Fantasía prehispánica
El
pequeño guerrero creció entre las altas hierbas, correteando los
arroyuelos cantarinos que resbalaban de la montaña impregnada del
olor dulce de frutas exquisitas, fragancias deliciosas de frutas y
bambúes, de tierra húmeda, de hojarasca y de flores aromáticas.
Cada palmo del valle le era conocido, casa sendero entre los árboles,
cada araguaney derramando pétalos de oro. Creció junto a los
ciervos, tomándolos de la cornamenta para besarles los ojos, desgajó
en risas los rincones de aquel patio y los pajarillos multicolores
hicieron eco de su canto, e imitando sus gritos de júbilo las
chicharras aturdían la hora más serena de la tarde.
Así
había llenado de sonrisas secretos dolorosos, había enterrado en la
noche aquel desasosiego demasiado adulto y cuando la noche se
desplegaba por encima de la tarde cubriendo las últimas nubes
purpurinas, se quedaba mirando el último rayo del hermoso astro que
alejaba el hechizo de las sombras. La noche le sonreía con su magia,
aterradoramente cordial, con su pálida tez del color de la luna, y
sus ojos brillantes como estrellas lejanas, y aquel largo cabello que
le cubría el cuerpo desnudo.

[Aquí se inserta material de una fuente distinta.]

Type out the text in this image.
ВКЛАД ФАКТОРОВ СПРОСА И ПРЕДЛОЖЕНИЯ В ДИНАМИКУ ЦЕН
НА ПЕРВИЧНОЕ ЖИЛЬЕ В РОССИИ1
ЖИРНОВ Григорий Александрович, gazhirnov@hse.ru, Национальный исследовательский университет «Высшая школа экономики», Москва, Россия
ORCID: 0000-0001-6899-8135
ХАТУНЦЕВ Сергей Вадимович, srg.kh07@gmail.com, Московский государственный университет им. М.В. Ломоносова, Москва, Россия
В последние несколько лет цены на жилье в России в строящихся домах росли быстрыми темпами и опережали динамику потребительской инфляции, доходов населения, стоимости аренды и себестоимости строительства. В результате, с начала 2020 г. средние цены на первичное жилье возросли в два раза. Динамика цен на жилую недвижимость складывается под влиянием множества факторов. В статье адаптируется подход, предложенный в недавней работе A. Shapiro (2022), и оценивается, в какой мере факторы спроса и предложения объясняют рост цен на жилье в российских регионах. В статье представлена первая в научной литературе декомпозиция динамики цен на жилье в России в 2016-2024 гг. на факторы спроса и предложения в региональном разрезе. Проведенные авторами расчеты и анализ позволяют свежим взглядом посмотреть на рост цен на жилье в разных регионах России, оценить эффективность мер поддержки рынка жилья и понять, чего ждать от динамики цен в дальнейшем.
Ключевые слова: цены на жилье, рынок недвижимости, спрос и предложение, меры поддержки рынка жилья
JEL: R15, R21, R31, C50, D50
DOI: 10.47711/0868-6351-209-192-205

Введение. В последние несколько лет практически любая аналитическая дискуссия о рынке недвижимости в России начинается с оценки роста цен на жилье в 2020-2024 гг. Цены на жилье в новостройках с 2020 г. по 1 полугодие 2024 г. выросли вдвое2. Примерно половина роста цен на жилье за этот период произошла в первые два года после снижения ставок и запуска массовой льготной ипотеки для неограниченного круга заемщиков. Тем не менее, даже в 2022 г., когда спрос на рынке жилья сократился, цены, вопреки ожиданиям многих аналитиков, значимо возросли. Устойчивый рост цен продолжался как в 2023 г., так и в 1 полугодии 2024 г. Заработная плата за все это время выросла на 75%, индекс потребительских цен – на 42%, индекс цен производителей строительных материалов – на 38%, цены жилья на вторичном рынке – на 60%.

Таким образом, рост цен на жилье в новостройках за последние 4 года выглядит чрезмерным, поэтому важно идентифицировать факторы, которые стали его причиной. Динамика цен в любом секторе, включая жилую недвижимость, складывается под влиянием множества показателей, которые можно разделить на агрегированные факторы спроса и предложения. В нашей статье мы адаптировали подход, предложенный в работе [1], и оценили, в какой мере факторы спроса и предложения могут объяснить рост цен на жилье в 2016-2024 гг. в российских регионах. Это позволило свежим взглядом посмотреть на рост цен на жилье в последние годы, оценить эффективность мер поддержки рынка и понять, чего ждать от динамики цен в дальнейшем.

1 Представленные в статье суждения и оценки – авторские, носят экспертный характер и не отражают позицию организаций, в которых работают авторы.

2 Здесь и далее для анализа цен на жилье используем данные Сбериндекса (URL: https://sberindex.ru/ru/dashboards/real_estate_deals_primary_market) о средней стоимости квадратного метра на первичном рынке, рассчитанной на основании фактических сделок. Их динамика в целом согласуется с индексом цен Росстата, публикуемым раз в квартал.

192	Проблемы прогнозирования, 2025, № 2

Cabello negruzco, profundamente azul
que ella dejaba resbalar hasta el cuerpo del guerrero, y él se
abandonaba a aquel contacto erizante, envuelto en la madeja de la
noche lleno de temor y de inefable placer, con el corazón cantando
al tono de los sapos noctámbulos y los dientes rechinando como
grillitos insomnes.
¡Misteriosos
y hermosos sonidos de las sombras!
El alba
desvanecía los ojos de la noche, desarraigaba su perfil y hacía
invisible aquel cabello formidable que todo lo cubría; entonces el
pequeño guerrero sonreía y se iba correteando tras los últimos
vestigios de sus bucles oscuros, lanzando besos al último fulgor de
sus ojos espléndidos, agradecido de aquella mano que se despedía
hasta el próximo crepúsculo, y que cada vez le enseñaba el dolor
de crecer, la hermosa aventura de ser hombre libre.
Ella le
había enseñado sus sueños y pesadillas, de temores y delicias
inexplicables… Y después de perseguir a los conejos de la montaña,
después de halar las colas de las ardillas, de besarle los ojos a
los ciervos huidizos que saltaban de alivio cuando el pequeño
guerrero los liberaba, después de hacer coronas con las orquídeas
del arroyo, se sentaba en la roca grisácea erguida para mirar como
la tarde cerraba sus párpados incandescentes, juntando sus pestañas
purpurinas en el mayor esplendor del cielo, multicolor abrazo de la
noche y del día, magia violácea, derroche rojizo… y el pequeño
guerrero se sumía en aquel ceño adulto, aquella inquietud añeja,
aquel desasosiego que despertaba la sonrisa pálida de la noche.